Quando eu já estava no primeiro ônibus, íamos pegar a Perimetral quando atravessou uma patrulha da Polícia Municipal e bloqueou nossa passagem. Decidimos descer outra vez e empurrar a patrulha para abrir espaço. O primeiro a chegar à patrulha foi meu companheiro Aldo. Depois cheguei eu, e chegaram outros. Começamos a empurrá-la e começaram a descarregar as armas contra nós. Logo atingiram Aldo na cabeça. Ele caiu e se formou uma poça de sangue no chão. Gritei: “Acertaram o Aldo”. Outros colegas se aproximaram e tentamos carregá-lo, mas disparavam contra nós, tanto da frente quanto de trás, e tivemos de deixá-lo. Eu me joguei aonde estava o primeiro ônibus, para me proteger. Éramos uns 25 colegas atrás do primeiro ônibus. Quando ouvíamos os tiros, nos jogávamos. 

Chegaram mais policiais atrás e na frente. Eram umas 9 da noite. Os disparos duraram aproximadamente 15 minutos. Meus colegas do terceiro ônibus não desceram.

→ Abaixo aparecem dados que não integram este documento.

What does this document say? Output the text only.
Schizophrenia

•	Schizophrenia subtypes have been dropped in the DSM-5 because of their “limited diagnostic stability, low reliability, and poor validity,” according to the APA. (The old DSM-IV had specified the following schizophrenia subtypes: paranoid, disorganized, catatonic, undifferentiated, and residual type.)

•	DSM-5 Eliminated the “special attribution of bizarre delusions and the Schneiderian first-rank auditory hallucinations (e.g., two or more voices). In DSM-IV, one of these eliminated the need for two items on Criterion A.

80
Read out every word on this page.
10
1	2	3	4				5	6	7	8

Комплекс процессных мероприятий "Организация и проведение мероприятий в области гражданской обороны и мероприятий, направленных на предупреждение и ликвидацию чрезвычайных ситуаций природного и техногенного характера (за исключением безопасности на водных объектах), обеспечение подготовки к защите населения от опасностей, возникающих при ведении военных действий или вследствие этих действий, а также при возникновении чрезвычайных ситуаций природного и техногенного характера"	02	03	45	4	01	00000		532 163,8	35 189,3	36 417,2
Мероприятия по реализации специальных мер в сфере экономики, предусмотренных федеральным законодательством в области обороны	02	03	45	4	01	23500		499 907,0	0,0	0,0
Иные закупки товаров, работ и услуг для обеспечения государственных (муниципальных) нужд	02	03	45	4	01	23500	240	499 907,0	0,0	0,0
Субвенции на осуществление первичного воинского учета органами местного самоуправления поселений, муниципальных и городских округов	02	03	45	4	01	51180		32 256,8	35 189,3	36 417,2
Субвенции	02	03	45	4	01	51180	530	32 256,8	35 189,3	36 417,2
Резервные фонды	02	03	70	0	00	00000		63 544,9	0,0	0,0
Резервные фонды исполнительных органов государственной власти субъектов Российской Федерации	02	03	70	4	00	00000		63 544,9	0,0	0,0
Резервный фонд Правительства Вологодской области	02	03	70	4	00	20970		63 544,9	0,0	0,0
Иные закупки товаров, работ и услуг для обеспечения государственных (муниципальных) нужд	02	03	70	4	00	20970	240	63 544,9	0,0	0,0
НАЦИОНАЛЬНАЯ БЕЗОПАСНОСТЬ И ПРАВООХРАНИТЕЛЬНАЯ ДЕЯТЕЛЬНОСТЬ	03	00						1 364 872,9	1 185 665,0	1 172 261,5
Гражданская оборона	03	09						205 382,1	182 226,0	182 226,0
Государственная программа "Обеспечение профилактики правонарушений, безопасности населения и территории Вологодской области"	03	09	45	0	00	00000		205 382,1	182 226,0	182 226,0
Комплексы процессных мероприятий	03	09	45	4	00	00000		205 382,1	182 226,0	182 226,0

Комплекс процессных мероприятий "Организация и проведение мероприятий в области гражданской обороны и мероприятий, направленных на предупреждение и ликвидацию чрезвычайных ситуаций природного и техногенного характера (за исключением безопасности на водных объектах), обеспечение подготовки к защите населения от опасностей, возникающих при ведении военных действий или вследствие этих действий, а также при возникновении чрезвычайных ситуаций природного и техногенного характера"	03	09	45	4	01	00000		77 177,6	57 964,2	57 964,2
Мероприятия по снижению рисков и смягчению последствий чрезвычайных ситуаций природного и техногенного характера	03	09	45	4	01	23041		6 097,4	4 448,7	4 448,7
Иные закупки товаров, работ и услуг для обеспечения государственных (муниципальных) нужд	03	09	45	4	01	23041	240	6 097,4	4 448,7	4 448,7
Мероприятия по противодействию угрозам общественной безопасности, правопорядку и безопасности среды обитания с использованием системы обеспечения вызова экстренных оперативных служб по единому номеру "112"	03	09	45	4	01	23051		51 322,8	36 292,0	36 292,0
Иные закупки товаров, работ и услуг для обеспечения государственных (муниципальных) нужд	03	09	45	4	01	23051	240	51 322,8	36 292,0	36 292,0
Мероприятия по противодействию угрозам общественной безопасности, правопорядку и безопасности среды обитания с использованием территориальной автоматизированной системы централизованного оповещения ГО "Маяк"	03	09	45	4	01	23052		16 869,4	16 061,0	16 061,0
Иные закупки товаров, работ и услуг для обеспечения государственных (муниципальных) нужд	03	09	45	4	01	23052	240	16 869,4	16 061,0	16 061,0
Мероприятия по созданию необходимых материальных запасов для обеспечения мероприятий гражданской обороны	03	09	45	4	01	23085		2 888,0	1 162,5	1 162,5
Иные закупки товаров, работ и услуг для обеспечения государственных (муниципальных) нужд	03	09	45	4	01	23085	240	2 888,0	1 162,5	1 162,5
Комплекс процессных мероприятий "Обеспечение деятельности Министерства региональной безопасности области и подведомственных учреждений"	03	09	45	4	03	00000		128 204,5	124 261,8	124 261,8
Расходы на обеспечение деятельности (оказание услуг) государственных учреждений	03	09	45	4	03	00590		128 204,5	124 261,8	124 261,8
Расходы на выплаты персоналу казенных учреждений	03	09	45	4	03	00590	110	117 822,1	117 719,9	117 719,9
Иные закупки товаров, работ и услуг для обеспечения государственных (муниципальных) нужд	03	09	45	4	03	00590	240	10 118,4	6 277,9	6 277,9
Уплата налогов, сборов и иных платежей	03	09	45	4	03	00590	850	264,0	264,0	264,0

A polícia os cercou, apontou as armas para eles e os empurraram para a calçada com as mãos na cabeça. Um policial se encarregou de dizer: “Você, você e você, subam (nas carrocerias das caminhonetes)”. As patrulhas fizeram duas ou três viagens com meus companheiros. Todos foram levados vivos, deitados nas carrocerias, uns em cima dos outros. Eram umas dez caminhonetes. Todas da Polícia Municipal. 

Depois chegou a ambulância e levou Aldo, que teve morte cerebral. Chegaram mais policiais e começaram a nos agredir verbalmente: “Já vão embora, veados? Subam em seu ônibus e caiam fora. Já vamos embora. Vão também, se não, vão se lembrar de nós. Não queremos vê-los em minha cidade”. Todos os policiais, sem mais nem menos, foram embora e nos deixaram lá. Subi no terceiro ônibus, e vi que tinha havido feridos lá. Na poltrona do motorista escorria sangue. Havia uma poça de sangue nas primeiras filas. O câmbio estava coberto de sangue. A polícia levou esses feridos para o hospital. 

A polícia levou os que aparentemente não sofreram nenhum ferimento. São os 43 que estão desaparecidos. Umas duas horas mais tarde, começaram a chegar os companheiros de Ayotzinapa, professores, gente de outras escolas normais, meios de comunicação, porque durante os disparos ligamos para organizações, para os professores. Enquanto falávamos com os meios de comunicação, fizeram novos disparos, de uma parte escura da Perimetral. Todos saíram correndo de novo. 

Havia dois mortos (na manhã seguinte, encontraram um terceiro, com a pele do rosto e os olhos arrancados) e muitos feridos no local. Recebi um sms de um companheiro: “Conterrâneo, me ajude, estou morrendo”. Então, mesmo com medo, meus companheiros tiveram de voltar ao local. Eu fui para a promotoria de Iguala. Lá foi o ponto de encontro. O subprocurador da República em Iguala foi a Varandilla, para onde são levados os presos, e o diretor de Segurança Pública, Felipe Flores (que está foragido, acusado de envolvimento), disse que não sabia de nada, nem dos tiros, nem de estudantes detidos.